Your pet's ear will be examined with an otoscope and cleaned out. The discharge will be microscopically examined for the presence of bacteria, yeast or mites. Anything that could create an underlying irritation that causes your pet to scratch or shake will be evaluated.
If necessary, a culture will be performed to determine what infection is present, and most importantly, what medications will be needed to help resolve the infection. In some cases, infections can be resistant to all medications and other solutions, such as professionally blended essential oil concoctions, will need to be used.
If the problem is allergies, you'll need to figure out what your pet is allergic to, if possible.

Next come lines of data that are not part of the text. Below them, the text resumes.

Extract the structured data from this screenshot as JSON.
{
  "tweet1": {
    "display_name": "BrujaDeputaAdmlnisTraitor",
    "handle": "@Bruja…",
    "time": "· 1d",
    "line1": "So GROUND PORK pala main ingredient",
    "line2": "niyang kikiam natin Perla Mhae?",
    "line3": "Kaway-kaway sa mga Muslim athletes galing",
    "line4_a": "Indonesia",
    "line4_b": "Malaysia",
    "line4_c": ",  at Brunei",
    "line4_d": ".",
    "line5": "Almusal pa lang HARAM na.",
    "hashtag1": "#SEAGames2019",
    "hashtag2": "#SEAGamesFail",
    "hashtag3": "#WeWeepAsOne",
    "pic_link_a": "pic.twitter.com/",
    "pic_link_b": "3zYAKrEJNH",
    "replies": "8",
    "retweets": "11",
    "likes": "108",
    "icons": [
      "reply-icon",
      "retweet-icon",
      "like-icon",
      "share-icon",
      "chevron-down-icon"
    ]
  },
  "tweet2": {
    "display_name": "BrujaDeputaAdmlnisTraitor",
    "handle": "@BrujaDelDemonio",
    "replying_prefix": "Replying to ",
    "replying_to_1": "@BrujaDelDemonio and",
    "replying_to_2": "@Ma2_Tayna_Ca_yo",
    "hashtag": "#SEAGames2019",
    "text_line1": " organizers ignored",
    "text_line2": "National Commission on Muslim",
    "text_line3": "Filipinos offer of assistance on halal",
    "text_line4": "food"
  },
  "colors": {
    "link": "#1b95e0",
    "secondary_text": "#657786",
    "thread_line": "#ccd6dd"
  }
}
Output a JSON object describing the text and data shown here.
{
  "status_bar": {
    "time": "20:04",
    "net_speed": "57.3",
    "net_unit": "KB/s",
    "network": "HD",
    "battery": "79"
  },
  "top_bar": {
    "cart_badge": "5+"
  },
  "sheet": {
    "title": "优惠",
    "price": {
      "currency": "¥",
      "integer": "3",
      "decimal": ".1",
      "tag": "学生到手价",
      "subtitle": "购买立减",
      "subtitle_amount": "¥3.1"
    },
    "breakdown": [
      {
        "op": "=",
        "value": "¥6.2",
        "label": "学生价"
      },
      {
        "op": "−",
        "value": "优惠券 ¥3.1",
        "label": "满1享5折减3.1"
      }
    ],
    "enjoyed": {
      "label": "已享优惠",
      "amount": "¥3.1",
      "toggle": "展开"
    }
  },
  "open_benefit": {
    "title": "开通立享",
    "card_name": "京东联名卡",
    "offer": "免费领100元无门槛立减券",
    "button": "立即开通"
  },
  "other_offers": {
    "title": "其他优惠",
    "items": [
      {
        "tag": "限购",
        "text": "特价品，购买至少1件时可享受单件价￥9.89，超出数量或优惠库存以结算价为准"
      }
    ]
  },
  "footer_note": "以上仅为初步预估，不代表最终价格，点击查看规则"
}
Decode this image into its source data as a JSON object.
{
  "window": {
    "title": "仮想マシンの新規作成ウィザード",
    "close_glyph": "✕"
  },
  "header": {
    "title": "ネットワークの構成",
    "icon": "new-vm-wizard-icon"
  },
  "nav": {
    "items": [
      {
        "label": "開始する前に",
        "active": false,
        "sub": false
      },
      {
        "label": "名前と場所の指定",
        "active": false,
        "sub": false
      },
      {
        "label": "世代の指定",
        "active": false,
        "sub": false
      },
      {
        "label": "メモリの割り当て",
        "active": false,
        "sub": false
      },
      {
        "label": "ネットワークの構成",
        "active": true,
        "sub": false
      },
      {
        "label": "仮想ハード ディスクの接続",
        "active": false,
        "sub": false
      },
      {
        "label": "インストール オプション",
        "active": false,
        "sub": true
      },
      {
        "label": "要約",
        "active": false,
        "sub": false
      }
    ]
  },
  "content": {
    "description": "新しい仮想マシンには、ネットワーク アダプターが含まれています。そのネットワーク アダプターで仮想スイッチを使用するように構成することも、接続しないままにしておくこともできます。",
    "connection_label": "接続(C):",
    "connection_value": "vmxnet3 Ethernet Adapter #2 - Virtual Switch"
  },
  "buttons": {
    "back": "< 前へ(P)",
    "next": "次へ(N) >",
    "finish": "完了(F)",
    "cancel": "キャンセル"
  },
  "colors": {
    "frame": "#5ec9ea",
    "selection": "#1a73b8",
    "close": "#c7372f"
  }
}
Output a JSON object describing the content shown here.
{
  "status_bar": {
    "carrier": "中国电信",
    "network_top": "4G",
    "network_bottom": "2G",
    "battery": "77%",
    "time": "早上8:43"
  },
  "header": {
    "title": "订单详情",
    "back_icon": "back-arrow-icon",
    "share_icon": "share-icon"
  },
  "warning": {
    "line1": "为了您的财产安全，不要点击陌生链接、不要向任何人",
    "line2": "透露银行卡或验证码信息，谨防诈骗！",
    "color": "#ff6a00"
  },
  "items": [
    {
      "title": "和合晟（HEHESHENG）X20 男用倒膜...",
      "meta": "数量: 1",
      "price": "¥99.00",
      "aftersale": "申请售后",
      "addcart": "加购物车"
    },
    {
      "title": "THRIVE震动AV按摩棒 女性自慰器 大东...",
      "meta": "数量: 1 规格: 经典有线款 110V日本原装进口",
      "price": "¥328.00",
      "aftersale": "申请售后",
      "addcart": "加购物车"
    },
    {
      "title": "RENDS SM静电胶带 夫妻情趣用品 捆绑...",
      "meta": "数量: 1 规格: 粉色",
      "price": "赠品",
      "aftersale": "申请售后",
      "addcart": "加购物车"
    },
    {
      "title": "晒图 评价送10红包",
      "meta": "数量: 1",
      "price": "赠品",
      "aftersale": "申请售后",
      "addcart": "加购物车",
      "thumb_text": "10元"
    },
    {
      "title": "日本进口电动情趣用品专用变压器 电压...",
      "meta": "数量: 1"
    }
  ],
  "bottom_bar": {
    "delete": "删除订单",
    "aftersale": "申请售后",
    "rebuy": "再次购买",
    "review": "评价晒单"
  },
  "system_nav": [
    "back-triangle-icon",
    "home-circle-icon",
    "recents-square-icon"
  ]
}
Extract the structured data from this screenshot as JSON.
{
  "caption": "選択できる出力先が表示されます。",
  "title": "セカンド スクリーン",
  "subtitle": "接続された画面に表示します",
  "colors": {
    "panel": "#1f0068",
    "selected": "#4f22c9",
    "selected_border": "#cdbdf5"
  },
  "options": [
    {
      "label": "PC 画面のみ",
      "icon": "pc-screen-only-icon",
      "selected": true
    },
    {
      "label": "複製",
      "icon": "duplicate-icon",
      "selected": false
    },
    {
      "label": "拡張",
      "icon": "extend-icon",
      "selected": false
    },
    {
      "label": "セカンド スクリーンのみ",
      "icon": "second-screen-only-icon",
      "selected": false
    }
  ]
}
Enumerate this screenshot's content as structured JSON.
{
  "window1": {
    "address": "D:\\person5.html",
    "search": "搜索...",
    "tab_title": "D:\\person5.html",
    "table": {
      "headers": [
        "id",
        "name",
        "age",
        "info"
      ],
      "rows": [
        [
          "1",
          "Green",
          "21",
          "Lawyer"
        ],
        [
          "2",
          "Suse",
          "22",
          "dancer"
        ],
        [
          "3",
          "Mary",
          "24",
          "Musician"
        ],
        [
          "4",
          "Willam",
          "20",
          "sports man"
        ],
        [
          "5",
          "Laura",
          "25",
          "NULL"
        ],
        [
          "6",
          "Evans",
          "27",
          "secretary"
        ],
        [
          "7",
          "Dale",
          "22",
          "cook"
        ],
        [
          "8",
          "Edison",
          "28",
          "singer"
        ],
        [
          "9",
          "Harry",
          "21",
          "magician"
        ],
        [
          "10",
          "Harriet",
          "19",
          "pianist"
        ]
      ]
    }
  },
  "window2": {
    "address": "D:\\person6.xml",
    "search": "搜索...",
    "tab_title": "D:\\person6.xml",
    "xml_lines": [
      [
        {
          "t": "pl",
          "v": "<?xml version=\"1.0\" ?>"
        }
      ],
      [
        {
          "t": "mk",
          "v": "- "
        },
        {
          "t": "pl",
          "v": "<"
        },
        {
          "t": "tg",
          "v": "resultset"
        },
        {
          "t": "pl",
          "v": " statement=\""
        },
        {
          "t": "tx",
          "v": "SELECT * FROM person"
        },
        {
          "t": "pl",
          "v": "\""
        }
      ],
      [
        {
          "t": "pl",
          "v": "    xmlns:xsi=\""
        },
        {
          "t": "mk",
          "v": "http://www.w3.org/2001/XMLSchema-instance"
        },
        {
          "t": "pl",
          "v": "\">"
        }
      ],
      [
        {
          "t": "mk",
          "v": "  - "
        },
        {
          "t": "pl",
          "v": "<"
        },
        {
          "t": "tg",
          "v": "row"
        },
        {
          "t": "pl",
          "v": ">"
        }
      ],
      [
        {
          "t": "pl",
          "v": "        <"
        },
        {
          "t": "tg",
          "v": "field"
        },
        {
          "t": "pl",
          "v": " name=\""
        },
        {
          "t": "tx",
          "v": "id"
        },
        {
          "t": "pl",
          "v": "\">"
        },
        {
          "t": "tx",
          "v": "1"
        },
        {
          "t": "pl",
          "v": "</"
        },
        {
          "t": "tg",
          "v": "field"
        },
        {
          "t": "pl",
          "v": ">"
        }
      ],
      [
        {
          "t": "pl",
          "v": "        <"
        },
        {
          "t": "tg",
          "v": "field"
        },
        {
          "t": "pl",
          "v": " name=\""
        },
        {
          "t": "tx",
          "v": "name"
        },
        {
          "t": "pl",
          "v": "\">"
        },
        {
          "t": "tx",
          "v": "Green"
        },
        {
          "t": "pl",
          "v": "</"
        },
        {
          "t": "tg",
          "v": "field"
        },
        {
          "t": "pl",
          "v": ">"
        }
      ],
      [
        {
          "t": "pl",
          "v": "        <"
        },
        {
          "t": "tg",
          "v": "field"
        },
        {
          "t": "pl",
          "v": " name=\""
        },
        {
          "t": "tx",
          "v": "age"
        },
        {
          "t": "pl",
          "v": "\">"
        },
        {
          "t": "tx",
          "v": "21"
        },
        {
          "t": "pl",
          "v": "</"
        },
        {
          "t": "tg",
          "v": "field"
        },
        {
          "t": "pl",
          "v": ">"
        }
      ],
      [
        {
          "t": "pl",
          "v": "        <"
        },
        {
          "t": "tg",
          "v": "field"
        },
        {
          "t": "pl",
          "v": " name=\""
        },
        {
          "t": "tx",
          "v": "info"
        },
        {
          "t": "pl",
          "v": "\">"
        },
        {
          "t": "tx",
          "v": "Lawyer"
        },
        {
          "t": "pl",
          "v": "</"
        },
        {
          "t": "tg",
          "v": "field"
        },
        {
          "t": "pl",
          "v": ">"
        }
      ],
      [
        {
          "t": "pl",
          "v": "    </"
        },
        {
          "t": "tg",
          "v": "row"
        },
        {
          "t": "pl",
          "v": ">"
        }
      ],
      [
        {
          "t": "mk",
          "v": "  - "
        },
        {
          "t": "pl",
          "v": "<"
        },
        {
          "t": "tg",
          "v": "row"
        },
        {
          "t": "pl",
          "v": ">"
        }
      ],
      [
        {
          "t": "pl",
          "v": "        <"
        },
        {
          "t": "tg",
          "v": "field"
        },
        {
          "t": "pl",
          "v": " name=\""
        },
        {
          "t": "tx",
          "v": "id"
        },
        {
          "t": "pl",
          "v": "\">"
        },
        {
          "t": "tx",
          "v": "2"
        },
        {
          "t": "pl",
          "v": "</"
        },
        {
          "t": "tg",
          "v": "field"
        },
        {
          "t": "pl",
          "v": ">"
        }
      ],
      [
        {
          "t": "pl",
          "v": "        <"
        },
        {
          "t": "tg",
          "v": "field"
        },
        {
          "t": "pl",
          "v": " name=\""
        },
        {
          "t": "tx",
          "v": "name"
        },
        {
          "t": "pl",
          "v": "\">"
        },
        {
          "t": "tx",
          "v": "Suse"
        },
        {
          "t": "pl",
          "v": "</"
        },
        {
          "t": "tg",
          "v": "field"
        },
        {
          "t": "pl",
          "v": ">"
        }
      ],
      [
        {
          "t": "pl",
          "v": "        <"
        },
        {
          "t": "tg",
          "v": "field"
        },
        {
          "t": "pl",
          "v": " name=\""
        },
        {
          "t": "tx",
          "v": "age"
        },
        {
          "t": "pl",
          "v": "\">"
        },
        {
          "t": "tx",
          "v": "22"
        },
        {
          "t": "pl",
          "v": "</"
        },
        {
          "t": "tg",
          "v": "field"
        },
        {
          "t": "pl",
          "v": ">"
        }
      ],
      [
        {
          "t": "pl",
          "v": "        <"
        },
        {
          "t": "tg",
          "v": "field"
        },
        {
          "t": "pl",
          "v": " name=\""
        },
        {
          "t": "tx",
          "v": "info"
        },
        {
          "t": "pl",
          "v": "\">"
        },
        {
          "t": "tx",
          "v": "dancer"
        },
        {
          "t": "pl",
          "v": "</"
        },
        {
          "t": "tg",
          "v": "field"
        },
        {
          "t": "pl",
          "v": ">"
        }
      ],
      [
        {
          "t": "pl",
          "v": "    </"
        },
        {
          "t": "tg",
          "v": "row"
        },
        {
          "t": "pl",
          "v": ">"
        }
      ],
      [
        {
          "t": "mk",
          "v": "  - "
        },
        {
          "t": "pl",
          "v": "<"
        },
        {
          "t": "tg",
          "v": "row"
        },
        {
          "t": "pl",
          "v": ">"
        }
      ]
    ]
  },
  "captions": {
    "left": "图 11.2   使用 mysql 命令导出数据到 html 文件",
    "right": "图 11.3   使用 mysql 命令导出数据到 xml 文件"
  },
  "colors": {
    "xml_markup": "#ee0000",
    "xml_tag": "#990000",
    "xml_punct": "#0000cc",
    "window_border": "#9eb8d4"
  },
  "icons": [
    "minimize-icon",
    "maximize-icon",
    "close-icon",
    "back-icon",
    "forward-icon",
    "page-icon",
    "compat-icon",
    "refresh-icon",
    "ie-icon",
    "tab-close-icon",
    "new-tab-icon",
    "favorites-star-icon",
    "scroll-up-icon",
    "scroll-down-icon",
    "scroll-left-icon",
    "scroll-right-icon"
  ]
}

This means eliminating the source of the problem, whether it's a dietary issue or an environmental allergic response.
Especially if you have a dog with long floppy ears, it's important to check them regularly and clean them as often as necessary to make sure they stay dry. In particular, you should give them a thorough cleaning and insure they thoroughly dry after swimming and baths, to help prevent an ear hematoma from developing.